So this post by Mouse reminded me recently that I hadn't given a review of how car sharing has gone for us since we went down to just one car around this time last year. Let me give you a preview of how the very idea of car-sharing went for awhile:
When we lived in the city, I was in school, but Mark worked 20-30 minutes outside of the city:
Him: You should get rid of your car and just ride public transport everywhere.
Me: But I run all of our errands during the day and go to class. How can I do that without a car?
Him: You could just ride your bike and take public transit. [self-righteously] You should do that anyway.
Me: Hell no. Get away from my car.
[I feel the need to explain that I've spent more than an hour on a streetcorner in 90degree heat waiting for the bus to come. Baltimore City is not famous for it's reliable public transit.]
Conversations with my family went like this:
My sister: What are you going to do about your POS car? [cue pointed look at my father who thought the mechanical problems with the car were all in my head]
My father: It's a perfectly good car.
Me: Mark thinks we can share a car.
Family: [uproarious laughter] Has he met you? You don't share. Or drive very well. You're going to hit things in his car.
Eventually, his job moved to the city. Our two cars sat unused for most of the day. My car stopped starting reliably, and began to consistently shake and rattle when I drove it at speeds above 50mph. My car also got about 14mpg. Eventually, I returned "my" car to my parents and my dad found a buyer for the car and cleaned it out for me while I stressed over final exams. My friend Erin taught me to drive stick. Mark started letting me drive his car. We signed up for ZipCar when it came to the city. In June, the Charm City Circulator started running from our apartment in Federal Hill to my school.
And so, a year has passed. A year in which we have not yet fought over who gets the car. A year in which we have made compromises, sacrifices, and a general nuisance of ourselves to our neighbors. A year in which I have learned to drive a stick shift, ride my bike in the city, and have done an awful lot of bus-chasing. A year in which my husband has bought fenders and snow tires for his bicycle, and rain pants and ankle cuffs for himself. A year in which I have been living at home with my parents, where I could use their car, and then unemployed, then employed with a walking commute, making the choice not to buy a car much easier.
We make a lot of compromises. A lot of, "you need the car tonight, so I'll climb tomorrow night"; a lot of, "can you come pick me up after class because I took the bus?"; a lot of, "I'll drop you off at X, because I need the car for Y, but you'll have to wait until I'm done for me to pick you up." I try to keep the car generally clean, Mark tries to keep from constantly complaining that my idea of "generally clean" is his idea of "horrifyingly messy". I bring my hockey gear in, but leave my stick in the car. I track the gas mileage by carefully writing the stats on the receipt from the gas station and then reset the trip; Mark doesn't complain that my gas mileage is lousy. I would honestly recommend that every couple share a car, for at least a limited period of time, because it's a lot of valuable lessons in choosing your battles and respecting your partner.

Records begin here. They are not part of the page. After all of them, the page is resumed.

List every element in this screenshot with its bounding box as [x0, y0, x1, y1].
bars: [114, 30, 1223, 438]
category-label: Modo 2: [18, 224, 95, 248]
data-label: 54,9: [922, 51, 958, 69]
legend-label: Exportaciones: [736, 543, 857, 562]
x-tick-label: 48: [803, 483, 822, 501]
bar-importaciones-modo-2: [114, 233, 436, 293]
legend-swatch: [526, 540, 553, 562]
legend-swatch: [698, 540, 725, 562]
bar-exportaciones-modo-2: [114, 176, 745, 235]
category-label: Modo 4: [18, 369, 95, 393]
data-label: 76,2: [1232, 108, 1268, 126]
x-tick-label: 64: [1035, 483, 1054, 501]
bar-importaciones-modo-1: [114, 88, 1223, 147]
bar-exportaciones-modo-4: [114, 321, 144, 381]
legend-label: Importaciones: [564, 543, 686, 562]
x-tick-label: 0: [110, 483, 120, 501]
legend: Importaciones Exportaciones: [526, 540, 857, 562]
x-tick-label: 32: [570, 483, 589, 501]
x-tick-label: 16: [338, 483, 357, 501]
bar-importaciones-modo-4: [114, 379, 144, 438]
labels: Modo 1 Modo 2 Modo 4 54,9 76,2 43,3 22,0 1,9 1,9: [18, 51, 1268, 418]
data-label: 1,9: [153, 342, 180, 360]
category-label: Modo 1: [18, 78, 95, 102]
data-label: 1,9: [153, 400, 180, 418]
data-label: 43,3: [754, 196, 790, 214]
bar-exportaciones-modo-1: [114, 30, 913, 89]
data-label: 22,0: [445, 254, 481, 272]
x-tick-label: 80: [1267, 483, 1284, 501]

We've settled into a system. The biggest piece of this is the general rule that whoever is at home all day has the car. We try to avoid taking the car and leaving the other person stranded at home for more than a few hours at a time. This mostly applies to weekend days; and it takes some work to make it work - sometimes Mark drives me up to a half-an-hour to get me to a friend's house to carpool, sometimes it means a long and unnecessarily difficult trip on public transit, sometimes it means walking or riding a bike instead of driving, even though driving would be much easier.
We carpool a lot. We try to make it work so we aren't freeloaders, but we drive whenever it's convenient for us and get a ride whenever it isn't. My sister bought a house recently, and will no longer live across the street, and so the carpooling will be harder. My running buddy lives on our street as well, and I really hope she never plans to move.
Since I was the most resistant to sharing a car, Mark has put a lot more work into making this work. He has been the one to change his plans more than me, and use public transit even when it's decidedly inconvenient. If there is a person who wants to car-share more than the other, they need to be the one making the sacrifice and they need to be the one figuring out how it's going to work. Our car currently needs servicing and has a recall and I've put Mark in charge of figuring out how to get it to the dealership and deal with that, because, "this was your idea." Eventually we came up with a plan that involves me spending two hours at the coffeshop next to the dealership when I'm off work, but we don't have a weekend day to devote to this and I have flexible hours. Mark is a firm believer that we'll still be able to share a car when we have children, I am equally certain that we will not, or if we are, it will not be a stick-shift Corolla.
My always-depressing-and-fluid employment situation shifted again recently, and I'm on the hunt for a new job. I'm applying all over the place, and we've talked about whether this means we will have to get a second car (or a Vespa!) if it's somewhere far away. The plan is to stick with one car for as long as is reasonable, and then make a change if we need to.
Do you share a car? Could you? Do you and your spouse even have a car? What would need to happen for you to be able to?